Melanomas usually develop on the trunk, head, and neck in boys, and on the lower legs in girls.

Causes of melanomas

One of the most important factors that contribute to the development of melanomas is the injuries caused by the ultraviolet (UV) rays of the sun. Cells that have been injured, especially by short but strong doses of radiation in sunburns where blisters appear during childhood or by regular use of tanning beds during adolescence and youth, are more likely to become cancerous with the weather.

Sometimes melanomas start in areas of the skin where there are no dark spots or bumps.

Melanoma appears when melanocytes stop working normally. Due to a genetic change (or mutation), they can start to grow out of control, sticking together to form tumors, crowding out healthy cells, and damaging surrounding tissue.

Who can get melanoma?

Risk factors that increase a person’s chances of developing melanoma include the following:

  • fair complexion (fair skin that freckles and burns easily)
  • blue or green eyes
  • blonde or red hair
  • having many moles (usually more than 25)
  • being exposed to UV rays (from the sun or tanning beds)
  • having a history of severe or frequent sunburn
  • having a relative with melanoma or a family history of moles of unusual shapes
  • age (older people are at higher risk)
  • having previously had melanoma

Although much less likely, young, dark-skinned people with no family history of cancer can also develop melanomas.

How are melanomas diagnosed?

The doctor will do a biopsy, removing part or all of the lesion or mole (the affected area of ​​skin) to examine its cells under a microscope. The biopsy will show if the cells are cancerous. The biopsy can also show the depth of penetration of the melanoma into the skin, which can predict its risk of spread.
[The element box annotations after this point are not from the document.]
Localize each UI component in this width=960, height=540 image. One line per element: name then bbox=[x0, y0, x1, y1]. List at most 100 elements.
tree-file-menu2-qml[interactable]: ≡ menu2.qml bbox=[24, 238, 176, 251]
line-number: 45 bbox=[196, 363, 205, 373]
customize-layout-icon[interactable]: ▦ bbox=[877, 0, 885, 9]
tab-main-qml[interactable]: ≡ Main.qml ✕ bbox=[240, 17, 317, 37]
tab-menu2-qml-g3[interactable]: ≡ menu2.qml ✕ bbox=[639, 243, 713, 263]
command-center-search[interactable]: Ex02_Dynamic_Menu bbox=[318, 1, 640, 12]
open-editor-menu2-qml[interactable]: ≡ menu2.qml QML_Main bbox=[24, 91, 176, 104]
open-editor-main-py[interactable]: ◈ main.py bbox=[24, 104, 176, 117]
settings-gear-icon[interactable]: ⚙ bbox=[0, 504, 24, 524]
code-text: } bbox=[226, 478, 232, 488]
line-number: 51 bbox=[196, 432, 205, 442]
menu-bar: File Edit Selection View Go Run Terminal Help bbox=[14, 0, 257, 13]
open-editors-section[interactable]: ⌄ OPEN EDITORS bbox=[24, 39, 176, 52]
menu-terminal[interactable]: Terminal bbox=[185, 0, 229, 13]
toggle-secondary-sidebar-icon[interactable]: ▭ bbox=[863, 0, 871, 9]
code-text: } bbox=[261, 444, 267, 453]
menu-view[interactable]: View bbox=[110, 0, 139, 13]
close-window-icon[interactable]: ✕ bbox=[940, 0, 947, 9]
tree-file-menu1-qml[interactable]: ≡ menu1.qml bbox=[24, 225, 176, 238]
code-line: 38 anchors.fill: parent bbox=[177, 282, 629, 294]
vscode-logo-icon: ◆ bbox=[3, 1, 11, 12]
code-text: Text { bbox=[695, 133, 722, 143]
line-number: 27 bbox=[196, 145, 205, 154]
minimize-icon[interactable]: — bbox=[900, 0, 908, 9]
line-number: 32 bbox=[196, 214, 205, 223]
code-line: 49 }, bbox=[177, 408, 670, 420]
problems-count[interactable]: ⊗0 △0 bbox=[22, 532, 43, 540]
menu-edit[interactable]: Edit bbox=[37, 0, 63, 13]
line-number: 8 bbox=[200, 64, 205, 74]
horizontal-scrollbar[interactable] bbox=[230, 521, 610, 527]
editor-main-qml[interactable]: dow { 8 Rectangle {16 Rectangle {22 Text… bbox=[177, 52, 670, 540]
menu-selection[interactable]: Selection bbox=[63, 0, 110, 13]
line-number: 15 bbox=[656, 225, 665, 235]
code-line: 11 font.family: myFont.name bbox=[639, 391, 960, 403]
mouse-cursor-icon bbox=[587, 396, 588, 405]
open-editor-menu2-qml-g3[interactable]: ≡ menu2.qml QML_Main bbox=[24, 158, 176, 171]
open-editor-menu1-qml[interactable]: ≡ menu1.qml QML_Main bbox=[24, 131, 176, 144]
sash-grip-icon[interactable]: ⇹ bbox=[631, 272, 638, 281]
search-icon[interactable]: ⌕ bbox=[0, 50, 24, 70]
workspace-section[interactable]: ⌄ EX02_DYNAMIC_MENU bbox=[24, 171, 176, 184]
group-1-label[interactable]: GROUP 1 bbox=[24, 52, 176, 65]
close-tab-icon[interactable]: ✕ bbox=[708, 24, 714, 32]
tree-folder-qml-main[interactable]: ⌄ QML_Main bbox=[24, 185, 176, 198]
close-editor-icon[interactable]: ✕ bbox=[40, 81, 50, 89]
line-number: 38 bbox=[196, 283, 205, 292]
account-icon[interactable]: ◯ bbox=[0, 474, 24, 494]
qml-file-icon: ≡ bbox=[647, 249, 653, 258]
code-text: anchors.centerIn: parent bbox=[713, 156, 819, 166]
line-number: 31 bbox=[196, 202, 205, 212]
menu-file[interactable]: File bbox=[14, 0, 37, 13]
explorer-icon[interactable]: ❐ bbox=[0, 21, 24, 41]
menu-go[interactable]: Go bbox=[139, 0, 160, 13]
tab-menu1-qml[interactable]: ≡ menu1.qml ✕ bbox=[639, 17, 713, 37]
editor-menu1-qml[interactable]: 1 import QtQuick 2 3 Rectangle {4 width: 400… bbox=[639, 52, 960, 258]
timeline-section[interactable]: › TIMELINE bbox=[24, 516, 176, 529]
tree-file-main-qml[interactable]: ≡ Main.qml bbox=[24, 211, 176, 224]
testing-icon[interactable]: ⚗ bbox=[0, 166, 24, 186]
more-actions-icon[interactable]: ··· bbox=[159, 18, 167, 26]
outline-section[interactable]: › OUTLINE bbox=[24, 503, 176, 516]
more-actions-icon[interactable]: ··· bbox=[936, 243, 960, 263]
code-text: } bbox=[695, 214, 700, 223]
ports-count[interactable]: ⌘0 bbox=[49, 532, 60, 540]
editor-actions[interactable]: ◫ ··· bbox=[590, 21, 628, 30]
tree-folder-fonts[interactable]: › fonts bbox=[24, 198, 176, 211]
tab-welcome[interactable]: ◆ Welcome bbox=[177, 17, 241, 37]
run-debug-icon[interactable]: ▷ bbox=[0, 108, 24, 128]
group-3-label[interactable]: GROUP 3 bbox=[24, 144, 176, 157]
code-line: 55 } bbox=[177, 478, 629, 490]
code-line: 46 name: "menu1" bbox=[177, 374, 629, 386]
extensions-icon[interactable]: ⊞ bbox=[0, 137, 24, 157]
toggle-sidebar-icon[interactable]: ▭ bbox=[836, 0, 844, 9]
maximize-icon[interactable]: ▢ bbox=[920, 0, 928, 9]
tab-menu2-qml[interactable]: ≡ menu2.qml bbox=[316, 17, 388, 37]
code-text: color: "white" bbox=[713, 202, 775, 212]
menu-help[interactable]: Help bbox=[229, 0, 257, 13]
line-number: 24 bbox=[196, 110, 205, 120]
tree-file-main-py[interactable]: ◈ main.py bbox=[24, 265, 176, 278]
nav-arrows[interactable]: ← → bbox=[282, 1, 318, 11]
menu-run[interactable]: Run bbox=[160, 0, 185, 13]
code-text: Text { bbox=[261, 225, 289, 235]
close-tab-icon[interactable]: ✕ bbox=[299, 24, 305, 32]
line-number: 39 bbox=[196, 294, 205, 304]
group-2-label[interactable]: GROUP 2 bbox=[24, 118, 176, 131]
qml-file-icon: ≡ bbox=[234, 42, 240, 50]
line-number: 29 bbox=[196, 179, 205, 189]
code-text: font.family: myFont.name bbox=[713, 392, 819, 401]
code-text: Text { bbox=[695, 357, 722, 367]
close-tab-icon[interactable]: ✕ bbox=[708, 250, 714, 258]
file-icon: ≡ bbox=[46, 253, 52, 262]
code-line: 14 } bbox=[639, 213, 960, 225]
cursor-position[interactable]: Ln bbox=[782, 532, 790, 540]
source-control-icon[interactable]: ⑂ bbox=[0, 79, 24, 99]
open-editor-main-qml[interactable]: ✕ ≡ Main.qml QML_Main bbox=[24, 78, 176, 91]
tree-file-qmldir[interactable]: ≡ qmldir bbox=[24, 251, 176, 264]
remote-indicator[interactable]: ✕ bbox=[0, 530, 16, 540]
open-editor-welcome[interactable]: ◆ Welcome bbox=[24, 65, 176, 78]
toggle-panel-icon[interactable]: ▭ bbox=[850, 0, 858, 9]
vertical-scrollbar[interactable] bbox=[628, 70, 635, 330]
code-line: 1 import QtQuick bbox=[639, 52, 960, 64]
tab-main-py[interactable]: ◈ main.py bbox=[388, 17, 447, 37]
How are melanomas treated?

Treatment of melanoma may include:

  • an operation to remove the cancerous lesion
  • chemotherapy – drugs that destroy tumors and are given by mouth (orally), by injection, or intravenously (into a vein)
  • targeted therapy: specific drugs that detect and attack cancer cells without harming normal cells
  • immunotherapy (or biological therapy): when doctors stimulate the body’s immune system to fight cancer cells

The treatment chosen will depend on:

  • the size and depth of the lesion
  • where in the body the cancer is found
  • whether the cancer has spread to other parts of the body

Can melanomas be cured?

When a melanoma is found early, that is, when it is still on the surface of the skin, it can be cured.

An untreated melanoma can continue to grow into the skin into the blood vessels and lymphatic system. This allows the cancer to travel to distant organs, such as the lungs or the brain. That is why it is so important to detect it early.

Can melanomas be prevented?

You cannot control how white your skin is or whether a relative of yours has had cancerous moles. But there are several things you can do to reduce your risk of developing melanomas. The most important thing is to limit sun exposure.

Follow these precautions:

  • Avoid exposing yourself to the strongest sun of the day, between 10 in the morning and 4 in the afternoon.
  • Use a broad spectrum sunscreen with a protection factor (FP) of at least 30 when you go out in the sun.
  • Wear wide-brimmed hats and dress in long, loose cotton clothing, especially if you tend to burn easily.
  • Avoid tanning beds at all costs. Even just one session in a tanning bed increases your risk of developing melanomas.

Also, be sure to check your moles often (you may need to ask a friend to help you check parts of your body that you can’t see, like your back and scalp). Keep an up-to-date record of the location, size, shape and color of your moles; And if you spot anything suspicious, see a doctor immediately.

Not all skin cancers are melanomas, but all cases of melanoma are serious. So now that you know a lot more about melanomas, take responsibility to protect yourself and do what you can to reduce your risk.